We're asked to explain NPV and IRR to a board of directors. In the examiners' report, the slide says NPV = value of project at a certain rate of return (the "discount rate") IRR = discount rate at which NPV = 0 Is this sufficient as an explanation for NPV and IRR? I would've thought it would make no sense to someone who has never encountered discount rates before. How else would you explain it?

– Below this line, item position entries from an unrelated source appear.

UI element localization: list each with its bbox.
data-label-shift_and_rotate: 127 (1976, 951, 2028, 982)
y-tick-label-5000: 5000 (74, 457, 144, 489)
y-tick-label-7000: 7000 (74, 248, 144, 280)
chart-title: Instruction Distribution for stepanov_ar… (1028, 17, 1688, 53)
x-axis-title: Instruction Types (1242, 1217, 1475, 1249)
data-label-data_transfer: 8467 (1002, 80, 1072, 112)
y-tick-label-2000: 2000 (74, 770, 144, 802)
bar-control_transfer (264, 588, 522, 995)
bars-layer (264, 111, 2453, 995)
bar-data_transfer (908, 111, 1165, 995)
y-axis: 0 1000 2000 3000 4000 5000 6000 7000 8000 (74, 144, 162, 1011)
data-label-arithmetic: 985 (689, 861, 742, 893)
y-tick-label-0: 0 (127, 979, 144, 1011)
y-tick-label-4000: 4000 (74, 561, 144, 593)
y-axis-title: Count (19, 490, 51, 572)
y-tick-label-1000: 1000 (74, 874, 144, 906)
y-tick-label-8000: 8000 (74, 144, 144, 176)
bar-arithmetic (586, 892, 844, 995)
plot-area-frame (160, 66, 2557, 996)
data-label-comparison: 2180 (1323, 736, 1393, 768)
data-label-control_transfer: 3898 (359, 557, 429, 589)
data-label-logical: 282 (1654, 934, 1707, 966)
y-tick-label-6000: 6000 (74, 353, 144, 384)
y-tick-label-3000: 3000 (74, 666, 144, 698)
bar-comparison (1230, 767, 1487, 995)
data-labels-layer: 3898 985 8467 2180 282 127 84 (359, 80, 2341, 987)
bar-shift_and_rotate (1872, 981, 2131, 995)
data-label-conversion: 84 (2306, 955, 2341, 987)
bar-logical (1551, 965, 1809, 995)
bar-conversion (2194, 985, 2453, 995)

I would agree with you edcvfr that what is on the slide is likely to be hard for some of the audience to understand. Of course, the presenter would also be narrating during the slide & that would also form part of the explanation. We cover this particular question (and other past exam questions) in ActEd's Preparation Day tutorials and our Online Classroom. In these we avoid explaining the calculation itself. For example, for NPV we simply refer to NPV as being a way of placing a value on a project, which reflects the size and incidence of the expected future cashflows and the cost of financing the project (eg interest, or borrowing, rates). This ensures the audience (directors) can understand what the measure means and what it is affected by, so that they can make an informed decision as to which project to undertake. They don't need to know the detail of how NPV is calculated in order to make that decision.
Thanks for the quick reply David! How about IRR? Having explained NPV, if I say that IRR is the rate of return that sets NPV to 0, would that make sense? Or should I say IRR is a measure of the rate of return on the project. If it is greater than the cost of borrowing, then it is considered profitable?
What do you think the audience would find most useful (from their perspective as directors looking to choose between two projects) and most easy to understand?